【完】ズルい瞳[短編]
それは嫉妬ですか?



「うぉぉぉぉ~ビバ夏休み!」




信之介くんはまだHRだというのに突然、教室に響き渡るような奇声を上げた。




「おい信之介。お前も一応受験生なんだから、あんまハメを外すなよ?」




教壇に立った蒼ちゃんは半ば呆れ顔で信之介くんを諭す。




「いや、だって先生。俺ら部活も終わっちまったしさ?今はこの有り余る体力を何とかして発散させたいんだってばよぉ」




「お前の場合、その有り余った体力を頭の方に活かして欲しいのだが」




「先生……それは言わない約束っしょ」




最近、蒼ちゃんと信之介くんのこんなやり取りが




受験モードで、とかく暗くなりがちなクラスの雰囲気を和ませてくれている。




それに何より、蒼ちゃんが嬉しそうなのが




私も嬉しい。




「夏休み終わった直後には実力テストもあるんだ。
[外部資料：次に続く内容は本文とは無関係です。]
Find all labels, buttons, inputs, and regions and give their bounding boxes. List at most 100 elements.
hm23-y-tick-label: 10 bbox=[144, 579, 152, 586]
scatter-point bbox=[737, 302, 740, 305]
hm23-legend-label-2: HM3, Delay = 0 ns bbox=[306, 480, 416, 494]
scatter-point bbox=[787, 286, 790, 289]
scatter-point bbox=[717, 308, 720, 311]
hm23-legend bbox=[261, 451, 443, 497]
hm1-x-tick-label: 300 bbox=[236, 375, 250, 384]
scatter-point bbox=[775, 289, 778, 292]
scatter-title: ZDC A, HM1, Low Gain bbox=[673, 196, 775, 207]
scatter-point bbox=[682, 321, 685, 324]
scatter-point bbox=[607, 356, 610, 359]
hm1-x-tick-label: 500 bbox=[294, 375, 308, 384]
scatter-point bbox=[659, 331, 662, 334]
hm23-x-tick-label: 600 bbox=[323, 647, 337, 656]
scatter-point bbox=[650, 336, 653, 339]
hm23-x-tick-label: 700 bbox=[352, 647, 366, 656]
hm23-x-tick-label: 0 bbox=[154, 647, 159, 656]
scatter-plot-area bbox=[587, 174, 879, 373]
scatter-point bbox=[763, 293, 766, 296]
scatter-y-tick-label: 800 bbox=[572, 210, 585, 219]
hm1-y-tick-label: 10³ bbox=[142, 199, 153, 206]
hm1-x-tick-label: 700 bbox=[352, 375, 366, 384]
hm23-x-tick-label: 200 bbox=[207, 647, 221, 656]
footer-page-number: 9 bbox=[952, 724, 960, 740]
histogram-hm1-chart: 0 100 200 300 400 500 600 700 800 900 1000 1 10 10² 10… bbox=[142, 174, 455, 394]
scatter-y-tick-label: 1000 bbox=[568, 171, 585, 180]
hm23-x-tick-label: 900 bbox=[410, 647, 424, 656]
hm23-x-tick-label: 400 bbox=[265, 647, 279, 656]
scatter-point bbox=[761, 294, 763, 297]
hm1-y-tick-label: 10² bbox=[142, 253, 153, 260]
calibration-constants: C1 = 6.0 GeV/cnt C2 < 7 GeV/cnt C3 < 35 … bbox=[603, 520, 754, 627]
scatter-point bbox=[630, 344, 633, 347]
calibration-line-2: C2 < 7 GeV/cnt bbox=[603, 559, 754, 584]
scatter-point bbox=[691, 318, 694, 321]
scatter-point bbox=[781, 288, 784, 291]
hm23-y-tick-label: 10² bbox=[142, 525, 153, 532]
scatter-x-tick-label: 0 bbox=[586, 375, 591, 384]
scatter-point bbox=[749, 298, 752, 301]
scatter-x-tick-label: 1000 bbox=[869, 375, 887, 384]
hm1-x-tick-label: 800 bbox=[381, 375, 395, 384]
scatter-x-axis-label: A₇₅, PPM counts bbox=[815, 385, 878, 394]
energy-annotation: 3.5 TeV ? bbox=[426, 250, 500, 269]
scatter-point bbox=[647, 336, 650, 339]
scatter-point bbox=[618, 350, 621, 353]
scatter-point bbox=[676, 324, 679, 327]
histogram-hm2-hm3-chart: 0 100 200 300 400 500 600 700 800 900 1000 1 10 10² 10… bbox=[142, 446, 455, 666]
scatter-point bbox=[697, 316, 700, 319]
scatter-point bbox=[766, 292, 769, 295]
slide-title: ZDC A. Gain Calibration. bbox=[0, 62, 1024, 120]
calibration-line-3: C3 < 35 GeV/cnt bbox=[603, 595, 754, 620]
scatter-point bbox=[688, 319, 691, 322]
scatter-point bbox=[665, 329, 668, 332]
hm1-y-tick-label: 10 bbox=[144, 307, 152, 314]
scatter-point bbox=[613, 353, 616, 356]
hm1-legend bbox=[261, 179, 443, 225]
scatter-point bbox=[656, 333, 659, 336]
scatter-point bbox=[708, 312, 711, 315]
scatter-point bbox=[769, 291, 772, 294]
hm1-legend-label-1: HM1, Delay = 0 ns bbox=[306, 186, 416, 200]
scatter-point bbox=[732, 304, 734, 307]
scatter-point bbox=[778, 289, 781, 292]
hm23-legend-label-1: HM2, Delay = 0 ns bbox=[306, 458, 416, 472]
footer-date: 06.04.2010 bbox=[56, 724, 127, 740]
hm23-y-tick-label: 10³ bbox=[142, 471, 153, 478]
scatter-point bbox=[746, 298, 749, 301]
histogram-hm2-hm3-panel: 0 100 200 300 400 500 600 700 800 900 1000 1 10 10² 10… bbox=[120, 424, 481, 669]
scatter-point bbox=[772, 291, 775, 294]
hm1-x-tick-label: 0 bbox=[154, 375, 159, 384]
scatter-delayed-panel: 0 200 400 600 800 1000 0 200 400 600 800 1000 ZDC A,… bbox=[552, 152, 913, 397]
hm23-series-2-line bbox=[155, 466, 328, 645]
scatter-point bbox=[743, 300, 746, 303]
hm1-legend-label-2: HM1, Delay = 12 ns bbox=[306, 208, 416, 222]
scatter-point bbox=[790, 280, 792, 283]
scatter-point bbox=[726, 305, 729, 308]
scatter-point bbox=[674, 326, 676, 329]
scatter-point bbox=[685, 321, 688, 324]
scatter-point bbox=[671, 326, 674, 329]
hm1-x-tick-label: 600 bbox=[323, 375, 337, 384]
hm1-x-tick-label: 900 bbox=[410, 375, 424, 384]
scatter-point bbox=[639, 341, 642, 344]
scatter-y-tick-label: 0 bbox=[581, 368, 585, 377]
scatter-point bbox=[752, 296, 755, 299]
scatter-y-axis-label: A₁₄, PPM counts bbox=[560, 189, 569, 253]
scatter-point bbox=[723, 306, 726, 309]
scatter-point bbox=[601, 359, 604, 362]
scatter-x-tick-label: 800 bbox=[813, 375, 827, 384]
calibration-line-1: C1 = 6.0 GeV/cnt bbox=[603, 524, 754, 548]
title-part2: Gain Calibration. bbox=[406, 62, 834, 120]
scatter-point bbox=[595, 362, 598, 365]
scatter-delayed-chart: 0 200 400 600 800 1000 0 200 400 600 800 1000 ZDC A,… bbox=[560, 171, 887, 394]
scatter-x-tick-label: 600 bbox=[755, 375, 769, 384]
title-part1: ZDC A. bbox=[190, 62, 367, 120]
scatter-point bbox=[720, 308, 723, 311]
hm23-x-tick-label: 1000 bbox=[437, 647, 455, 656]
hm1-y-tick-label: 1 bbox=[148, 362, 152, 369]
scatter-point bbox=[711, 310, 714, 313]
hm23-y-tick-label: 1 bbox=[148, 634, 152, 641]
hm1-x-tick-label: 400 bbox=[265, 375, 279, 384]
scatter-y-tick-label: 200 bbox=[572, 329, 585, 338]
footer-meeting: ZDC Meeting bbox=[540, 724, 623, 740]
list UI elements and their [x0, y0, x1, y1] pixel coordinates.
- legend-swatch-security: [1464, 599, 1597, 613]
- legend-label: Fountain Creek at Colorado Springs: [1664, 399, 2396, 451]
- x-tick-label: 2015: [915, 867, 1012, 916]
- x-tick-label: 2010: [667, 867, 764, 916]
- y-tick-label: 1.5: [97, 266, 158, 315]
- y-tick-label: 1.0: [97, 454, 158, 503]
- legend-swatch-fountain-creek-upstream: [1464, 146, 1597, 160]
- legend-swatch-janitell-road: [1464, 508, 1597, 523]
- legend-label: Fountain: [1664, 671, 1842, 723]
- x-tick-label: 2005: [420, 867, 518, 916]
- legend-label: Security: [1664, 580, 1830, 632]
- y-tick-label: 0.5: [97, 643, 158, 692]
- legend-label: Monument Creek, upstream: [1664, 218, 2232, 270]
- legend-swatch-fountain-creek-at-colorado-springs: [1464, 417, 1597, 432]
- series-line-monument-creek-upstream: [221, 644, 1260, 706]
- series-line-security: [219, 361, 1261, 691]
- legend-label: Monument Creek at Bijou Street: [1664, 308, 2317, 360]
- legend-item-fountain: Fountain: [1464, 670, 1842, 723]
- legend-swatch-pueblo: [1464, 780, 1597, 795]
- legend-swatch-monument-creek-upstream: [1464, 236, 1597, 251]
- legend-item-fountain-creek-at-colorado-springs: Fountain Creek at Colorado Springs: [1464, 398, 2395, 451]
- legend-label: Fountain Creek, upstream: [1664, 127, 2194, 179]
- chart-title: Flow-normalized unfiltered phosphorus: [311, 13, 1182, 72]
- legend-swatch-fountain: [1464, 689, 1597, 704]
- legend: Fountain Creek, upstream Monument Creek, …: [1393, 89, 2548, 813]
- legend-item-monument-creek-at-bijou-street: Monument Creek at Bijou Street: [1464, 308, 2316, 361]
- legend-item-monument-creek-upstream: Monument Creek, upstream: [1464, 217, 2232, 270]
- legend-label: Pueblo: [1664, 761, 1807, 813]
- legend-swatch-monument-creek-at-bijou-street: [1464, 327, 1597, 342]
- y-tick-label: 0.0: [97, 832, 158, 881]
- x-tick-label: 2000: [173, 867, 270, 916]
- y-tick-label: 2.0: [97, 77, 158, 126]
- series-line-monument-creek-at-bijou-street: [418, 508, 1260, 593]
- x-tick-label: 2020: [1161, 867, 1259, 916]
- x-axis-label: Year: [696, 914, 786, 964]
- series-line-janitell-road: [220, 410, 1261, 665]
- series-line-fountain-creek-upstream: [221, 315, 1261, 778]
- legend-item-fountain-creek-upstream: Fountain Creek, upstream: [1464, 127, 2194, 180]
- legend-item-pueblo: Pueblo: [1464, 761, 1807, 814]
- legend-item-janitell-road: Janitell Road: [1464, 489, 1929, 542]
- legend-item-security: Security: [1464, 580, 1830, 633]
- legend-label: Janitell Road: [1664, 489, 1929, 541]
やるべきことは、しっかりやっておけよ?」




「わぁってるって先生。だから夏休みの前半は、俺のあおい姫とデートしまくるぜ」




「…………え?」




夏休み課題プリントに目を向けていたので、信之介くんが何を言っていたのか分からなかったのだけど




「ヒューヒュー!やるじゃん村瀬!」




クラスみんなからの好奇な視線で、だいたいのニュアンスは理解した。




また、信之介くん変なこと言ったんだ。